Sunday, March 3, 2013

New Transportation Bill in VA Affects Real Estate

The Virginia General Assembly passed historic legislation to secure a comprehensive, long-term transportation funding and reform package for Virginia. We would like to thank all Virginia’s REALTORS® who answered the call to action on transportation. Your response helped make this historic legislation pass.

Transportation is a critical issue for Virginia. Without reliable roads and public transportation systems, the state becomes less attractive for businesses looking to move or expand. Realtors asked VAR to help push for a change to the state’s transportation funding and we obliged.

The bill would eliminate the $0.175 per-gallon gas tax that consumers pay at the pump, and it raises revenues through a variety of new and increased taxes:
  • A new 3.5% tax on gasoline at the wholesale level (about $0.12 per gallon at current prices)
  • A new 6% tax on Diesel at the wholesale level
  • Raising Virginia’s sales and use tax from 5 percent to 5.3 percent
  • Raising the motor vehicle sales tax from 3 percent to 4.3 percent over five years
  • A new $100 annual tax for hybrid, electric, and alternative fuel vehicles (except for those powered by natural gas).
The plan is expected to raise about $880 million a year by 2018 (or $3.5 billion over five years) much of it earmarked for transportation.

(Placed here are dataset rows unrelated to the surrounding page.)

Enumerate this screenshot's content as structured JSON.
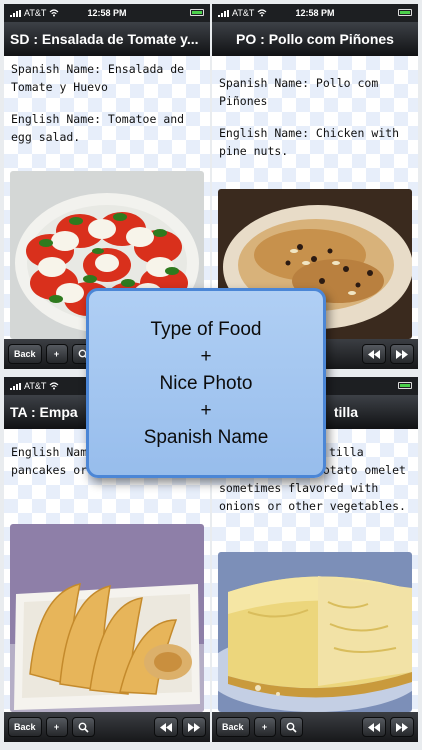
{
  "statusbar": {
    "carrier": "AT&T",
    "time": "12:58 PM"
  },
  "panels": [
    {
      "title": "SD : Ensalada de Tomate y...",
      "spanish": "Spanish Name: Ensalada de Tomate y Huevo",
      "english": "English Name: Tomatoe and egg salad.",
      "photo": "tomato-egg-salad"
    },
    {
      "title": "PO : Pollo com Piñones",
      "spanish": "Spanish Name: Pollo com Piñones",
      "english": "English Name: Chicken with pine nuts.",
      "photo": "chicken-pine-nuts"
    },
    {
      "title": "TA : Empa",
      "spanish": "English Name",
      "english": "pancakes or p",
      "photo": "empanadas"
    },
    {
      "title": "tilla",
      "spanish": "tilla",
      "english": "English Name: Potato omelet sometimes flavored with onions or other vegetables.",
      "photo": "tortilla"
    }
  ],
  "toolbar": {
    "back": "Back",
    "add": "+",
    "search_icon": "search-icon",
    "prev_icon": "rewind-icon",
    "next_icon": "fast-forward-icon"
  },
  "overlay": {
    "line1": "Type of Food",
    "plus1": "+",
    "line2": "Nice Photo",
    "plus2": "+",
    "line3": "Spanish Name"
  },
  "colors": {
    "overlay_bg": "#a8c9f2",
    "overlay_border": "#4b86d6",
    "bar_dark": "#17181a"
  }
}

There are also “Regional Congestion Relief “ plans for the Northern Virginia and Hampton Roads areas, which includes the following:
In Northern Virginia, (Planning District 8 to be exact), additional transportation revenue will be created by implementing:
  • An increase in the regional sales tax of 0.7%, for a total of 6%
  • An increase of 3% in the Regional Transient Occupancy tax (Hotel/Motel Tax)
  • An increase to $0.35 per $100 in the regional grantor’s tax from the current $0.10 per $100
In Hampton Roads (click here to see areas included), additional transportation revenue will be created by implementing:
  • An increase in the regional sales tax of 0.7%, for a total of 6%
  • An increase in the local gas tax of 2.1 cents
These additional taxes are expected to raise between $300 to $350 million annually for Northern Virginia and between $175 and $219 million per year for Hampton Roads by 2018.